Another important issue to be clarified is which similarity measures, which weighting measures and which features work best for the task of clustering words. Though we have provided some insights in the present book, much more work is needed to clarify these issues. In the same vein, further experiments are necessary to clarify the relation between syntactic and semantic similarity such as perceived by humans. These issues can only be approached from an experimental perspective. Though there has been a lot of work on this issue, much further research can be expected.

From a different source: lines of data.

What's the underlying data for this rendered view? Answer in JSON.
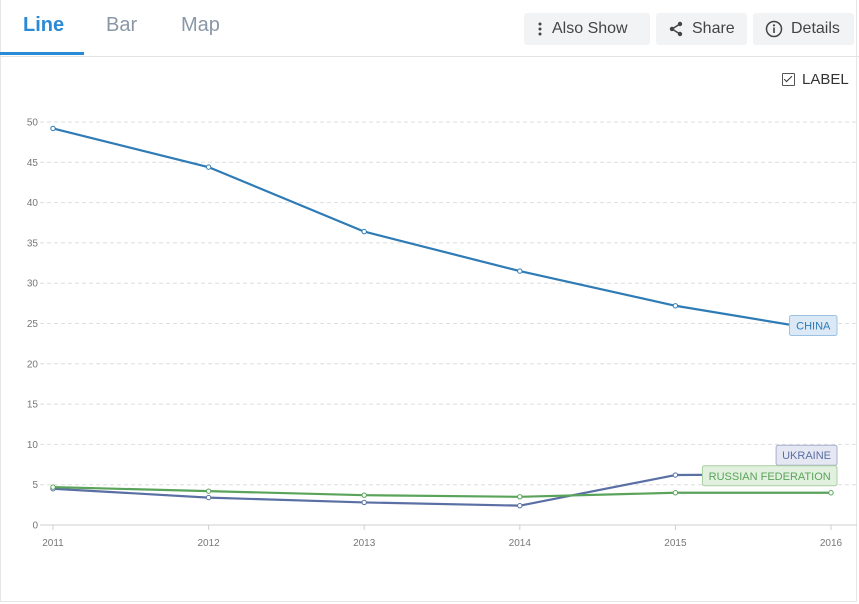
{
  "tabs": [
    {
      "label": "Line",
      "active": true
    },
    {
      "label": "Bar",
      "active": false
    },
    {
      "label": "Map",
      "active": false
    }
  ],
  "toolbar": {
    "also_show_label": "Also Show",
    "share_label": "Share",
    "details_label": "Details"
  },
  "label_toggle": {
    "label": "LABEL",
    "checked": true
  },
  "chart_data": {
    "type": "line",
    "x": [
      2011,
      2012,
      2013,
      2014,
      2015,
      2016
    ],
    "ylim": [
      0,
      50
    ],
    "yticks": [
      0,
      5,
      10,
      15,
      20,
      25,
      30,
      35,
      40,
      45,
      50
    ],
    "grid": true,
    "series": [
      {
        "name": "CHINA",
        "color": "#2e7bb5",
        "label_bg": "#dbe9f6",
        "label_border": "#9cc1e2",
        "values": [
          49.2,
          44.4,
          36.4,
          31.5,
          27.2,
          24.0
        ]
      },
      {
        "name": "UKRAINE",
        "color": "#5a6fa3",
        "label_bg": "#e5e7f2",
        "label_border": "#a7aecd",
        "values": [
          4.5,
          3.4,
          2.8,
          2.4,
          6.2,
          6.3
        ]
      },
      {
        "name": "RUSSIAN FEDERATION",
        "color": "#5aa35a",
        "label_bg": "#e2f0df",
        "label_border": "#a9cfa2",
        "values": [
          4.7,
          4.2,
          3.7,
          3.5,
          4.0,
          4.0
        ]
      }
    ]
  }
}
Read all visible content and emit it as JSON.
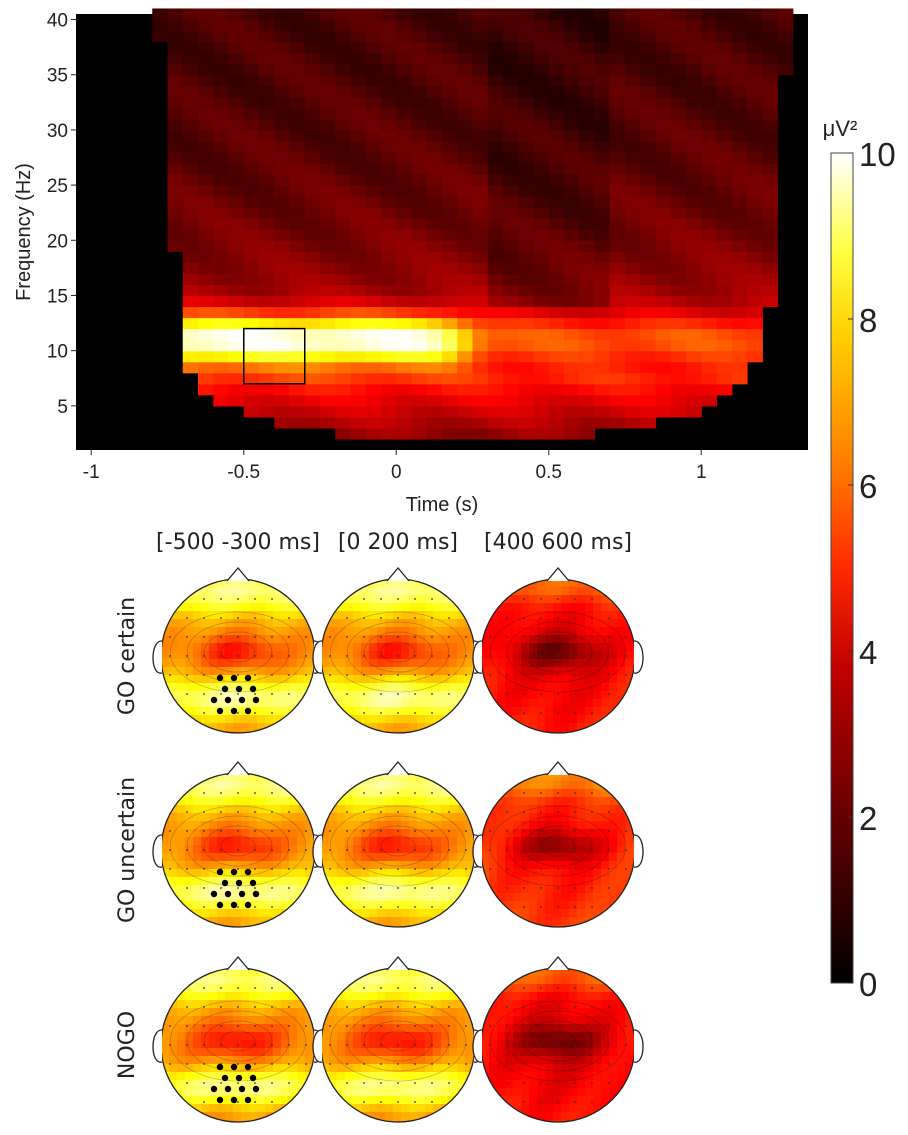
{
  "chart_data": [
    {
      "type": "heatmap",
      "title": "",
      "xlabel": "Time (s)",
      "ylabel": "Frequency (Hz)",
      "xlim": [
        -1.05,
        1.35
      ],
      "ylim": [
        1,
        40.5
      ],
      "x_ticks": [
        -1,
        -0.5,
        0,
        0.5,
        1
      ],
      "x_tick_labels": [
        "-1",
        "-0.5",
        "0",
        "0.5",
        "1"
      ],
      "y_ticks": [
        5,
        10,
        15,
        20,
        25,
        30,
        35,
        40
      ],
      "y_tick_labels": [
        "5",
        "10",
        "15",
        "20",
        "25",
        "30",
        "35",
        "40"
      ],
      "x_step": 0.05,
      "y_step": 1,
      "x_range": [
        -1.05,
        1.35
      ],
      "y_range": [
        1,
        40.5
      ],
      "power_model": {
        "base_low_freq_uV2": 4,
        "base_high_freq_uV2": 1,
        "alpha_band_hz": [
          8,
          15
        ],
        "alpha_peak_pre_uV2": 10,
        "alpha_peak_post_uV2": 5,
        "alpha_drop_time_s": 0.22
      },
      "cone_of_influence": [
        {
          "freq": 2,
          "t_min": -0.08,
          "t_max": 0.55
        },
        {
          "freq": 3,
          "t_min": -0.3,
          "t_max": 0.75
        },
        {
          "freq": 4,
          "t_min": -0.45,
          "t_max": 0.95
        },
        {
          "freq": 5,
          "t_min": -0.55,
          "t_max": 1.05
        },
        {
          "freq": 7,
          "t_min": -0.65,
          "t_max": 1.12
        },
        {
          "freq": 9,
          "t_min": -0.7,
          "t_max": 1.17
        },
        {
          "freq": 13,
          "t_min": -0.72,
          "t_max": 1.22
        },
        {
          "freq": 16,
          "t_min": -0.72,
          "t_max": 1.25
        },
        {
          "freq": 22,
          "t_min": -0.73,
          "t_max": 1.26
        },
        {
          "freq": 29,
          "t_min": -0.76,
          "t_max": 1.27
        },
        {
          "freq": 41,
          "t_min": -0.78,
          "t_max": 1.28
        }
      ],
      "roi": {
        "t": [
          -0.5,
          -0.3
        ],
        "f": [
          7,
          12
        ]
      }
    },
    {
      "type": "heatmap",
      "subtype": "topographic-maps",
      "column_headers": [
        "[-500 -300 ms]",
        "[0 200 ms]",
        "[400 600 ms]"
      ],
      "row_headers": [
        "GO certain",
        "GO uncertain",
        "NOGO"
      ],
      "maps": [
        [
          {
            "mean": 6,
            "posterior_high": true,
            "central_low": true
          },
          {
            "mean": 6,
            "posterior_high": true,
            "central_low": true
          },
          {
            "mean": 3.5,
            "posterior_high": false,
            "central_low": true
          }
        ],
        [
          {
            "mean": 6,
            "posterior_high": true,
            "central_low": true
          },
          {
            "mean": 6,
            "posterior_high": true,
            "central_low": true
          },
          {
            "mean": 4,
            "posterior_high": false,
            "central_low": true
          }
        ],
        [
          {
            "mean": 5.8,
            "posterior_high": true,
            "central_low": true
          },
          {
            "mean": 5.8,
            "posterior_high": true,
            "central_low": true
          },
          {
            "mean": 3.4,
            "posterior_high": false,
            "central_low": true
          }
        ]
      ],
      "roi_electrodes_column": 0
    },
    {
      "type": "colorbar",
      "unit": "μV²",
      "range": [
        0,
        10
      ],
      "ticks": [
        0,
        2,
        4,
        6,
        8,
        10
      ],
      "tick_labels": [
        "0",
        "2",
        "4",
        "6",
        "8",
        "10"
      ],
      "colormap": "hot",
      "colors": [
        "#000000",
        "#c00000",
        "#ff3300",
        "#ff9900",
        "#ffe000",
        "#ffffff"
      ]
    }
  ]
}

In general, from a theoretical perspective, it would be necessary to clarify what type of ontologies we can actually learn, i.e. domain ontologies, lexical ontologies, upper-level ontologies, application ontologies, etc. Work in this direction has been presented by Bateman [Bateman, 1991], for instance. In this line, it seems also necessary to ask ourselves about the limits of ontology learning techniques. Furthermore, an integration of ontology learning techniques with linguistic theories, in particular with lexicon theories such as Generative Lexicon [Pustejovsky, 1991] is definitely desirable. In addition, it seems desirable to clarify the relation between ontological and lexical semantics. In the long term, it would definitely be interesting to acquire more complex relationships between concepts and relations in the form of rules or axioms. Last but not least, approaches should actually have reasonable applications. We have argued that it is far from straightforward to devise applications making use of automatically learned ontologies in a reasonable way. The problem lies in the fact that there are a number of parameters to be tuned on which the success of using an ontology depends. However, the quest for applications is a necessary and crucial one. Future research should thus further examine the usefulness of automatically derived knowledge structures for certain applications.